KPU: Nyapres, Menteri Bisa Mundur Mendadak
jpnn.com - JAKARTA - Izin mengundurkan diri bisa menjadi halangan bagi menteri yang hendak maju sebagai capres atau cawapres. Sebab, sesuai dengan Peraturan Pemerintah (PP) Nomor 18 Tahun 2013, pengunduran diri sudah harus dilakukan paling lambat tujuh hari sebelum masa pendaftaran capres-cawapres di KPU 18–20 Mei 2014.
Namun, aturan tersebut bisa diabaikan. KPU menganggap tidak ada batasan waktu yang tegas dalam Undang-Undang (UU) Pilpres terkait dengan status dan prosedur mundur menteri atau pejabat setingkat menteri yang akan mencalonkan diri.
Ketua KPU Husni Kamil Manik mengatakan bahwa rujukan KPU dalam mengatur syarat pencalonan adalah UU 42/2008 tentang Pilpres. UU itu telah ditindaklanjuti melalui Peraturan KPU (PKPU) 15/2014 tentang Pencalonan Presiden dan Wakil Presiden. Dengan demikian, KPU secara tegas mengabaikan isi PP 18/2013. ”PP itu kan ranah pemerintah. KPU merujuk pada UU Pilpres,” kata Husni di gedung KPU, Jumat (16/5).

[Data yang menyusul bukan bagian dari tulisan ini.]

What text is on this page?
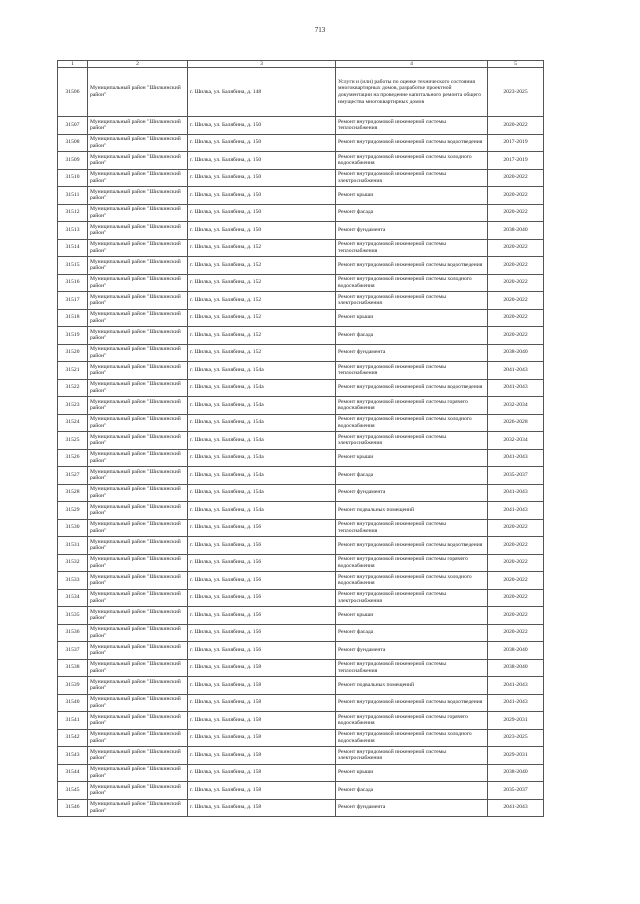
713
1	2	3	4	5
31506	Муниципальный район "Шилкинский район"	г. Шилка, ул. Балябина, д. 148	Услуги и (или) работы по оценке технического состояния многоквартирных домов, разработке проектной документации на проведение капитального ремонта общего имущества многоквартирных домов	2023-2025
31507	Муниципальный район "Шилкинский район"	г. Шилка, ул. Балябина, д. 150	Ремонт внутридомовой инженерной системы теплоснабжения	2020-2022
31508	Муниципальный район "Шилкинский район"	г. Шилка, ул. Балябина, д. 150	Ремонт внутридомовой инженерной системы водоотведения	2017-2019
31509	Муниципальный район "Шилкинский район"	г. Шилка, ул. Балябина, д. 150	Ремонт внутридомовой инженерной системы холодного водоснабжения	2017-2019
31510	Муниципальный район "Шилкинский район"	г. Шилка, ул. Балябина, д. 150	Ремонт внутридомовой инженерной системы электроснабжения	2020-2022
31511	Муниципальный район "Шилкинский район"	г. Шилка, ул. Балябина, д. 150	Ремонт крыши	2020-2022
31512	Муниципальный район "Шилкинский район"	г. Шилка, ул. Балябина, д. 150	Ремонт фасада	2020-2022
31513	Муниципальный район "Шилкинский район"	г. Шилка, ул. Балябина, д. 150	Ремонт фундамента	2038-2040
31514	Муниципальный район "Шилкинский район"	г. Шилка, ул. Балябина, д. 152	Ремонт внутридомовой инженерной системы теплоснабжения	2020-2022
31515	Муниципальный район "Шилкинский район"	г. Шилка, ул. Балябина, д. 152	Ремонт внутридомовой инженерной системы водоотведения	2020-2022
31516	Муниципальный район "Шилкинский район"	г. Шилка, ул. Балябина, д. 152	Ремонт внутридомовой инженерной системы холодного водоснабжения	2020-2022
31517	Муниципальный район "Шилкинский район"	г. Шилка, ул. Балябина, д. 152	Ремонт внутридомовой инженерной системы электроснабжения	2020-2022
31518	Муниципальный район "Шилкинский район"	г. Шилка, ул. Балябина, д. 152	Ремонт крыши	2020-2022
31519	Муниципальный район "Шилкинский район"	г. Шилка, ул. Балябина, д. 152	Ремонт фасада	2020-2022
31520	Муниципальный район "Шилкинский район"	г. Шилка, ул. Балябина, д. 152	Ремонт фундамента	2038-2040
31521	Муниципальный район "Шилкинский район"	г. Шилка, ул. Балябина, д. 154а	Ремонт внутридомовой инженерной системы теплоснабжения	2041-2043
31522	Муниципальный район "Шилкинский район"	г. Шилка, ул. Балябина, д. 154а	Ремонт внутридомовой инженерной системы водоотведения	2041-2043
31523	Муниципальный район "Шилкинский район"	г. Шилка, ул. Балябина, д. 154а	Ремонт внутридомовой инженерной системы горячего водоснабжения	2032-2034
31524	Муниципальный район "Шилкинский район"	г. Шилка, ул. Балябина, д. 154а	Ремонт внутридомовой инженерной системы холодного водоснабжения	2026-2028
31525	Муниципальный район "Шилкинский район"	г. Шилка, ул. Балябина, д. 154а	Ремонт внутридомовой инженерной системы электроснабжения	2032-2034
31526	Муниципальный район "Шилкинский район"	г. Шилка, ул. Балябина, д. 154а	Ремонт крыши	2041-2043
31527	Муниципальный район "Шилкинский район"	г. Шилка, ул. Балябина, д. 154а	Ремонт фасада	2035-2037
31528	Муниципальный район "Шилкинский район"	г. Шилка, ул. Балябина, д. 154а	Ремонт фундамента	2041-2043
31529	Муниципальный район "Шилкинский район"	г. Шилка, ул. Балябина, д. 154а	Ремонт подвальных помещений	2041-2043
31530	Муниципальный район "Шилкинский район"	г. Шилка, ул. Балябина, д. 156	Ремонт внутридомовой инженерной системы теплоснабжения	2020-2022
31531	Муниципальный район "Шилкинский район"	г. Шилка, ул. Балябина, д. 156	Ремонт внутридомовой инженерной системы водоотведения	2020-2022
31532	Муниципальный район "Шилкинский район"	г. Шилка, ул. Балябина, д. 156	Ремонт внутридомовой инженерной системы горячего водоснабжения	2020-2022
31533	Муниципальный район "Шилкинский район"	г. Шилка, ул. Балябина, д. 156	Ремонт внутридомовой инженерной системы холодного водоснабжения	2020-2022
31534	Муниципальный район "Шилкинский район"	г. Шилка, ул. Балябина, д. 156	Ремонт внутридомовой инженерной системы электроснабжения	2020-2022
31535	Муниципальный район "Шилкинский район"	г. Шилка, ул. Балябина, д. 156	Ремонт крыши	2020-2022
31536	Муниципальный район "Шилкинский район"	г. Шилка, ул. Балябина, д. 156	Ремонт фасада	2020-2022
31537	Муниципальный район "Шилкинский район"	г. Шилка, ул. Балябина, д. 156	Ремонт фундамента	2038-2040
31538	Муниципальный район "Шилкинский район"	г. Шилка, ул. Балябина, д. 158	Ремонт внутридомовой инженерной системы теплоснабжения	2038-2040
31539	Муниципальный район "Шилкинский район"	г. Шилка, ул. Балябина, д. 158	Ремонт подвальных помещений	2041-2043
31540	Муниципальный район "Шилкинский район"	г. Шилка, ул. Балябина, д. 158	Ремонт внутридомовой инженерной системы водоотведения	2041-2043
31541	Муниципальный район "Шилкинский район"	г. Шилка, ул. Балябина, д. 158	Ремонт внутридомовой инженерной системы горячего водоснабжения	2029-2031
31542	Муниципальный район "Шилкинский район"	г. Шилка, ул. Балябина, д. 158	Ремонт внутридомовой инженерной системы холодного водоснабжения	2023-2025
31543	Муниципальный район "Шилкинский район"	г. Шилка, ул. Балябина, д. 158	Ремонт внутридомовой инженерной системы электроснабжения	2029-2031
31544	Муниципальный район "Шилкинский район"	г. Шилка, ул. Балябина, д. 158	Ремонт крыши	2038-2040
31545	Муниципальный район "Шилкинский район"	г. Шилка, ул. Балябина, д. 158	Ремонт фасада	2035-2037
31546	Муниципальный район "Шилкинский район"	г. Шилка, ул. Балябина, д. 158	Ремонт фундамента	2041-2043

Sesuai dengan pasal 6 ayat 1 UU Pilpres, pejabat negara yang akan mencalonkan diri wajib mundur dari jabatannya. Hal tersebut dibuktikan dengan surat keterangan. Aturan mengundurkan diri itu tidak berpatokan pada kewajiban bahwa mundurnya pejabat negara seperti menteri harus melalui surat keputusan yang dikeluarkan presiden. ”Kalau mundurnya tidak diterima, dia bisa mundur sepihak,” jelas Husni.
Komisioner KPU Sigit Pamungkas menambahkan bahwa PP 18/2013 menyebutkan, pernyataan mundur harus disampaikan paling lambat tujuh hari sebelum masa pendaftaran calon di KPU. Dalam hal ini, tentang proses pendaftaran calon yang dibuka KPU pada 18–20 Mei, ada sejumlah pihak yang memandang bahwa pejabat yang belum mengundurkan diri tidak bisa mencalonkan diri. ”Kalau kasusnya pejabat itu tahu dicalonkan sebelum batas tujuh hari, tentu bisa mundur. Tapi, bagaimana kalau tahunya setelah lewat tujuh hari itu?” ucapnya.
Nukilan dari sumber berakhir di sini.